Cotorsion pairs and Enochs Conjecture for object ideals

Abstract: Let $\mathcal{I}$ and $\mathcal{J}$ be object ideals in an exact category $(\mathcal{A}; \mathcal{E})$. It is proved that $(\mathcal{I},\mathcal{J})$ is a perfect ideal cotorsion pair if and only if $({\rm Ob}(\mathcal{I}),{\rm Ob}(\mathcal{J}))$ is a perfect cotorsion pair, where ${\rm Ob}(\mathcal{I})$ and ${\rm Ob}(\mathcal{J})$ is the objects of $\mathcal{I}$ and $\mathcal{J}$, respectively. If in addition $(\mathcal{A}; \mathcal{E})$ has enough projective objects and injective objects, and $\mathcal{J}$ is enveloping, then $(\mathcal{I},\mathcal{J})$ is a complete ideal cotorsion pair if and only if $({\rm Ob}(\mathcal{I}),{\rm Ob}(\mathcal{J}))$ is a complete cotorsion pair. This gives a partial answer to the question posed by Fu, Guil Asensio, Herzog and Torrecillas.
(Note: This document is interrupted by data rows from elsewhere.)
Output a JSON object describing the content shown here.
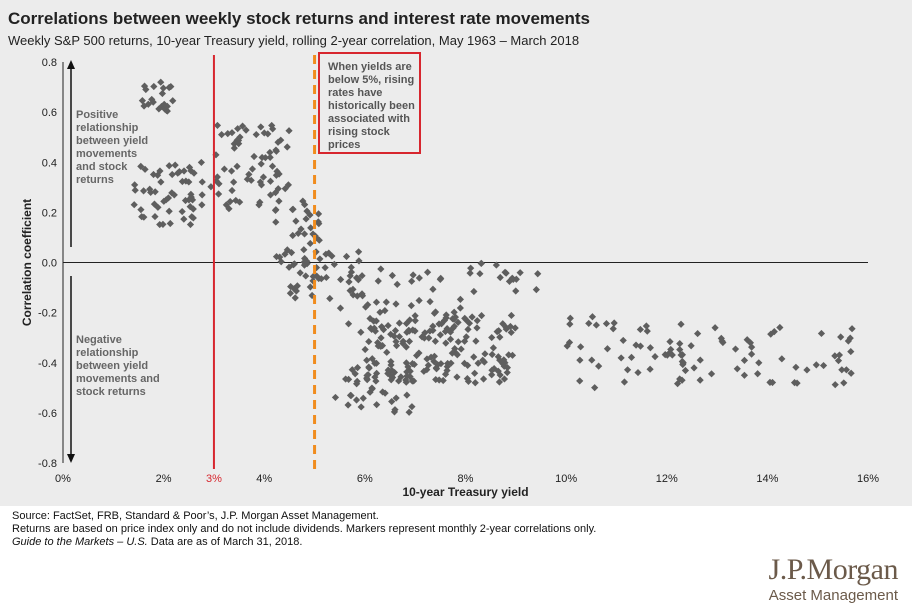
{
  "chart_data": {
    "type": "scatter",
    "title": "Correlations between weekly stock returns and interest rate movements",
    "subtitle": "Weekly S&P 500 returns, 10-year Treasury yield, rolling 2-year correlation, May 1963 – March 2018",
    "xlabel": "10-year Treasury yield",
    "ylabel": "Correlation coefficient",
    "xlim": [
      0,
      16
    ],
    "ylim": [
      -0.8,
      0.8
    ],
    "x_ticks": [
      "0%",
      "2%",
      "4%",
      "6%",
      "8%",
      "10%",
      "12%",
      "14%",
      "16%"
    ],
    "y_ticks": [
      "0.8",
      "0.6",
      "0.4",
      "0.2",
      "0.0",
      "-0.2",
      "-0.4",
      "-0.6",
      "-0.8"
    ],
    "reference_lines": [
      {
        "x": 3,
        "label": "3%",
        "color": "#d7262e",
        "style": "solid"
      },
      {
        "x": 5,
        "label": "",
        "color": "#f08c1e",
        "style": "dashed"
      }
    ],
    "marker_color": "#5e5e5e",
    "clusters": [
      {
        "x": [
          1.5,
          2.2
        ],
        "y": [
          0.58,
          0.72
        ],
        "n": 22
      },
      {
        "x": [
          1.4,
          3.1
        ],
        "y": [
          0.15,
          0.4
        ],
        "n": 60
      },
      {
        "x": [
          3.0,
          4.6
        ],
        "y": [
          0.2,
          0.55
        ],
        "n": 65
      },
      {
        "x": [
          4.2,
          5.1
        ],
        "y": [
          -0.02,
          0.25
        ],
        "n": 35
      },
      {
        "x": [
          4.5,
          6.0
        ],
        "y": [
          -0.15,
          0.05
        ],
        "n": 40
      },
      {
        "x": [
          5.5,
          8.0
        ],
        "y": [
          -0.28,
          -0.02
        ],
        "n": 50
      },
      {
        "x": [
          5.4,
          7.0
        ],
        "y": [
          -0.6,
          -0.4
        ],
        "n": 45
      },
      {
        "x": [
          6.0,
          9.0
        ],
        "y": [
          -0.48,
          -0.2
        ],
        "n": 150
      },
      {
        "x": [
          8.0,
          9.5
        ],
        "y": [
          -0.12,
          0.0
        ],
        "n": 18
      },
      {
        "x": [
          10.0,
          12.5
        ],
        "y": [
          -0.5,
          -0.2
        ],
        "n": 40
      },
      {
        "x": [
          12.0,
          15.8
        ],
        "y": [
          -0.5,
          -0.25
        ],
        "n": 55
      }
    ]
  },
  "annotations": {
    "positive": [
      "Positive",
      "relationship",
      "between yield",
      "movements",
      "and stock",
      "returns"
    ],
    "negative": [
      "Negative",
      "relationship",
      "between yield",
      "movements and",
      "stock returns"
    ],
    "callout": [
      "When yields are",
      "below 5%, rising",
      "rates have",
      "historically been",
      "associated with",
      "rising stock",
      "prices"
    ]
  },
  "footer": {
    "source": "Source: FactSet, FRB, Standard & Poor’s, J.P. Morgan Asset Management.",
    "note": "Returns are based on price index only and do not include dividends. Markers represent monthly 2-year correlations only.",
    "guide_italic": "Guide to the Markets – U.S.",
    "guide_rest": " Data are as of March 31, 2018."
  },
  "logo": {
    "main": "J.P.Morgan",
    "sub": "Asset Management"
  }
}
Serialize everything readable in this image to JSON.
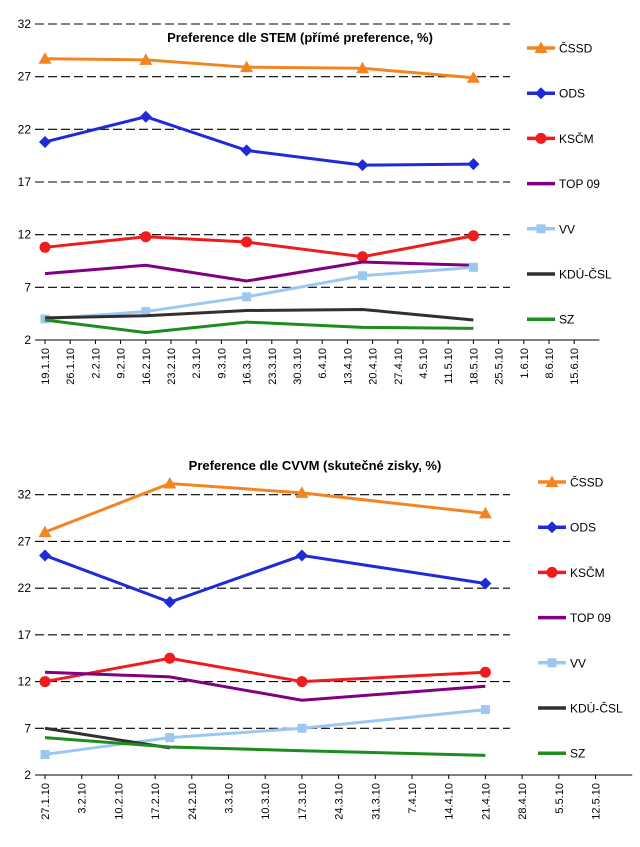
{
  "chart_data": [
    {
      "type": "line",
      "title": "Preference dle STEM (přímé preference, %)",
      "ylim": [
        2,
        32
      ],
      "yticks": [
        2,
        7,
        12,
        17,
        22,
        27,
        32
      ],
      "x_tick_labels": [
        "19.1.10",
        "26.1.10",
        "2.2.10",
        "9.2.10",
        "16.2.10",
        "23.2.10",
        "2.3.10",
        "9.3.10",
        "16.3.10",
        "23.3.10",
        "30.3.10",
        "6.4.10",
        "13.4.10",
        "20.4.10",
        "27.4.10",
        "4.5.10",
        "11.5.10",
        "18.5.10",
        "25.5.10",
        "1.6.10",
        "8.6.10",
        "15.6.10"
      ],
      "x_label_positions": [
        0,
        1,
        2,
        3,
        4,
        5,
        6,
        7,
        8,
        9,
        10,
        11,
        12,
        13,
        14,
        15,
        16,
        17,
        18,
        19,
        20,
        21
      ],
      "series": [
        {
          "name": "ČSSD",
          "color": "#f28522",
          "marker": "triangle",
          "x": [
            0,
            4,
            8,
            12.6,
            17
          ],
          "values": [
            28.7,
            28.6,
            27.9,
            27.8,
            26.9
          ]
        },
        {
          "name": "ODS",
          "color": "#1f2bd6",
          "marker": "diamond",
          "x": [
            0,
            4,
            8,
            12.6,
            17
          ],
          "values": [
            20.8,
            23.2,
            20.0,
            18.6,
            18.7
          ]
        },
        {
          "name": "KSČM",
          "color": "#ee1c1c",
          "marker": "circle",
          "x": [
            0,
            4,
            8,
            12.6,
            17
          ],
          "values": [
            10.8,
            11.8,
            11.3,
            9.9,
            11.9
          ]
        },
        {
          "name": "TOP 09",
          "color": "#800080",
          "marker": "none",
          "x": [
            0,
            4,
            8,
            12.6,
            17
          ],
          "values": [
            8.3,
            9.1,
            7.6,
            9.4,
            9.1
          ]
        },
        {
          "name": "VV",
          "color": "#9bc8f0",
          "marker": "square",
          "x": [
            0,
            4,
            8,
            12.6,
            17
          ],
          "values": [
            4.0,
            4.7,
            6.1,
            8.1,
            8.9
          ]
        },
        {
          "name": "KDÚ-ČSL",
          "color": "#303030",
          "marker": "none",
          "x": [
            0,
            4,
            8,
            12.6,
            17
          ],
          "values": [
            4.1,
            4.3,
            4.8,
            4.9,
            3.9
          ]
        },
        {
          "name": "SZ",
          "color": "#1e8c1e",
          "marker": "none",
          "x": [
            0,
            4,
            8,
            12.6,
            17
          ],
          "values": [
            3.9,
            2.7,
            3.7,
            3.2,
            3.1
          ]
        }
      ]
    },
    {
      "type": "line",
      "title": "Preference dle CVVM (skutečné zisky, %)",
      "ylim": [
        2,
        37
      ],
      "yticks": [
        2,
        7,
        12,
        17,
        22,
        27,
        32
      ],
      "x_tick_labels": [
        "27.1.10",
        "3.2.10",
        "10.2.10",
        "17.2.10",
        "24.2.10",
        "3.3.10",
        "10.3.10",
        "17.3.10",
        "24.3.10",
        "31.3.10",
        "7.4.10",
        "14.4.10",
        "21.4.10",
        "28.4.10",
        "5.5.10",
        "12.5.10"
      ],
      "x_label_positions": [
        0,
        1,
        2,
        3,
        4,
        5,
        6,
        7,
        8,
        9,
        10,
        11,
        12,
        13,
        14,
        15
      ],
      "series": [
        {
          "name": "ČSSD",
          "color": "#f28522",
          "marker": "triangle",
          "x": [
            0,
            3.4,
            7,
            12
          ],
          "values": [
            28.0,
            33.2,
            32.2,
            30.0
          ]
        },
        {
          "name": "ODS",
          "color": "#1f2bd6",
          "marker": "diamond",
          "x": [
            0,
            3.4,
            7,
            12
          ],
          "values": [
            25.5,
            20.5,
            25.5,
            22.5
          ]
        },
        {
          "name": "KSČM",
          "color": "#ee1c1c",
          "marker": "circle",
          "x": [
            0,
            3.4,
            7,
            12
          ],
          "values": [
            12.0,
            14.5,
            12.0,
            13.0
          ]
        },
        {
          "name": "TOP 09",
          "color": "#800080",
          "marker": "none",
          "x": [
            0,
            3.4,
            7,
            12
          ],
          "values": [
            13.0,
            12.5,
            10.0,
            11.5
          ]
        },
        {
          "name": "VV",
          "color": "#9bc8f0",
          "marker": "square",
          "x": [
            0,
            3.4,
            7,
            12
          ],
          "values": [
            4.2,
            6.0,
            7.0,
            9.0
          ]
        },
        {
          "name": "KDÚ-ČSL",
          "color": "#303030",
          "marker": "none",
          "x": [
            0,
            3.4
          ],
          "values": [
            7.0,
            4.9
          ]
        },
        {
          "name": "SZ",
          "color": "#1e8c1e",
          "marker": "none",
          "x": [
            0,
            3.4,
            7,
            12
          ],
          "values": [
            6.0,
            5.0,
            4.6,
            4.1
          ]
        }
      ]
    }
  ]
}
Moreover, for any object ideal $\mathcal{I}$ in the category of left $R$-modules, it is proved that $\mathcal{I}$ satisfies Enochs Conjecture if and only if ${\rm Ob}(\mathcal{I})$ satisfies Enochs Conjecture. Applications are given to projective morphisms and ideal cotorsion pairs $(\mathcal{I},\mathcal{J})$ of object ideals under certain conditions.